Google TV hobbled by content providers
When Google TV was announced, there was quite the buzz. It was the most anticipated device of the year (right after the iPad). But once it was released, reality set in; content providers control what devices will stream their media.
Content providers apparently don’t care about the end user. Any computer can plug into an HDTV to view online content. Yet when Sony and Logitech release a purpose-built device with Google TV, the content providers decide this just won’t do; a full operating system must be in the mix to view their content, or at least a licensing agreement exclusive to the device (a la PlayStation 3 and Xbox 360).

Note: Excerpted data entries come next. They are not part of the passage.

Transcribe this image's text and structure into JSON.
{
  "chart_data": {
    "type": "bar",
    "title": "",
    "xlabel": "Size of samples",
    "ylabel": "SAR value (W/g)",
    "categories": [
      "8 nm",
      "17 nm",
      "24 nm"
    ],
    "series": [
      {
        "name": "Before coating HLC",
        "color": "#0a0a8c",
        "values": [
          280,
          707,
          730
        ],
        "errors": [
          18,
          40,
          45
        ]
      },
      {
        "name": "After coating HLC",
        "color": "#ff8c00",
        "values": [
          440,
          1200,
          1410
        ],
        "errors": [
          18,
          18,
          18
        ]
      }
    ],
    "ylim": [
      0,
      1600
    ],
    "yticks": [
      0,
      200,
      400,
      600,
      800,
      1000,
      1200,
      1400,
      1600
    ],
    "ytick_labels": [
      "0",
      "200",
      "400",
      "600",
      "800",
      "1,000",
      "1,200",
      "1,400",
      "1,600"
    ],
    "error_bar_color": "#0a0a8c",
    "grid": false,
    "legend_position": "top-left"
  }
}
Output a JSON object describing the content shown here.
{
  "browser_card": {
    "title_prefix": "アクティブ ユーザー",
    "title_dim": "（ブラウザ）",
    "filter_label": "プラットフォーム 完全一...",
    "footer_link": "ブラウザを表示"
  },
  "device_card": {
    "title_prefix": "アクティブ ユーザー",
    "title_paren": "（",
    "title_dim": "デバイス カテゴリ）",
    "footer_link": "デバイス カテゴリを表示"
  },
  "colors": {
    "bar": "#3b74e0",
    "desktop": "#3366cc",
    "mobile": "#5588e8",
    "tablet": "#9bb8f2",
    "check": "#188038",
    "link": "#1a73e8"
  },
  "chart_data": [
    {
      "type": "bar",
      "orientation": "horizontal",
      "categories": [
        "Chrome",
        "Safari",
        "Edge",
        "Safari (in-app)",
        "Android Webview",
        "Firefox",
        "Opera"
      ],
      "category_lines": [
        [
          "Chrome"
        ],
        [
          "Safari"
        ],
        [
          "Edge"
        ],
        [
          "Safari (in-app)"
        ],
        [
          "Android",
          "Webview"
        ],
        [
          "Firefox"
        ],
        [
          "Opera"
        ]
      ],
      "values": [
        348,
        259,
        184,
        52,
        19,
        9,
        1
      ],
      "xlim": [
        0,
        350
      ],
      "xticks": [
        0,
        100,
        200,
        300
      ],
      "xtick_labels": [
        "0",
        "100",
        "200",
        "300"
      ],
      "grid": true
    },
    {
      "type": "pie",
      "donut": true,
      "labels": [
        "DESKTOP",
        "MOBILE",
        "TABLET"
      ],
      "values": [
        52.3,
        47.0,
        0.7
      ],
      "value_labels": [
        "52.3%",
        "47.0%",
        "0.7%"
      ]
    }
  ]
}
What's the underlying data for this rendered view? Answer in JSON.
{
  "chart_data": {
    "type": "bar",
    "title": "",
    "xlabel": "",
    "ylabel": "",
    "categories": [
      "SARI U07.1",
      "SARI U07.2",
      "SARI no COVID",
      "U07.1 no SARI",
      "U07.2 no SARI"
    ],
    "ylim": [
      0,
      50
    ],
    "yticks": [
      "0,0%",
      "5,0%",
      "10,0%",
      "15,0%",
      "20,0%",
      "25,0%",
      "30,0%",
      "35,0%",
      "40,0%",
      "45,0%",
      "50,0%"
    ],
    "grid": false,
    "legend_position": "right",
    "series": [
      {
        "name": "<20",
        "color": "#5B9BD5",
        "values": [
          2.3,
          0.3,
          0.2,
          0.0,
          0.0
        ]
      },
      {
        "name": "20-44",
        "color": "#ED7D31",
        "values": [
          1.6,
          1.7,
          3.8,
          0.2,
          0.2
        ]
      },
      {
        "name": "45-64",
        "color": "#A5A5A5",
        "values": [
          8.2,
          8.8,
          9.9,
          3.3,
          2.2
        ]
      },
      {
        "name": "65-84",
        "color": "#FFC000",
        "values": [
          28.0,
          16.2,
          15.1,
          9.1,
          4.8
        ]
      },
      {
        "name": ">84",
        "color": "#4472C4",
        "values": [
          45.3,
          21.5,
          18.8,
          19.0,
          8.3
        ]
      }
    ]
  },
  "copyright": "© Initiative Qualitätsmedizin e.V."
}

It’s true that content providers have contractual obligations with each production company, providing different types of revenue for different types of media. A TV program broadcast on cable receives one royalty rate, while the same program streaming online gets another. The producers clearly want to maximize their profits, so they want to control where their content can be viewed.
It just doesn’t make sense though. If I watch Modern Family on ABC over-the-air, I watch about eight minutes of commercials. I watch it on Hulu, and I get between six and ten minutes of commercials. TV ads are more expensive, of course, because they reach a larger audience, but since they’re already streaming the content on Hulu.com, what does it matter if I stream it to my MacBook and display it on my TV or if I stream it to a purpose-built set-top box like the Logitech Review?
Here’s a preliminary list of websites blocking content to Google TV devices:
- Comedy Central
Google and Hulu are in talks to bring a Hulu Plus subscription-based application to the Google TV world, but it is probably too little, too late. Google really dropped the ball on securing content licenses.
Laura Weinstein asks the question,
Imagine the protests that would ensue if Internet services arbitrarily blocked video only to Internet Explorer or Firefox browsers! Or if Hulu and the other networks decided they’d refuse to stream video to HP and Dell computers because those manufacturers hadn’t made deals with the services to the latter’s liking.
What do you think? Did Google screw up, or are the content providers just being petty?
6 Comments on “Google TV hobbled by content providers”
It also surprises me that Google doesn’t implement technical workarounds like the Boxee Box is doing.
I realize that it’s complicated, since the Boxee box uses a standard flash version, whereas the Google TV devices uses some type of embedded Flash version, which the websites can detect.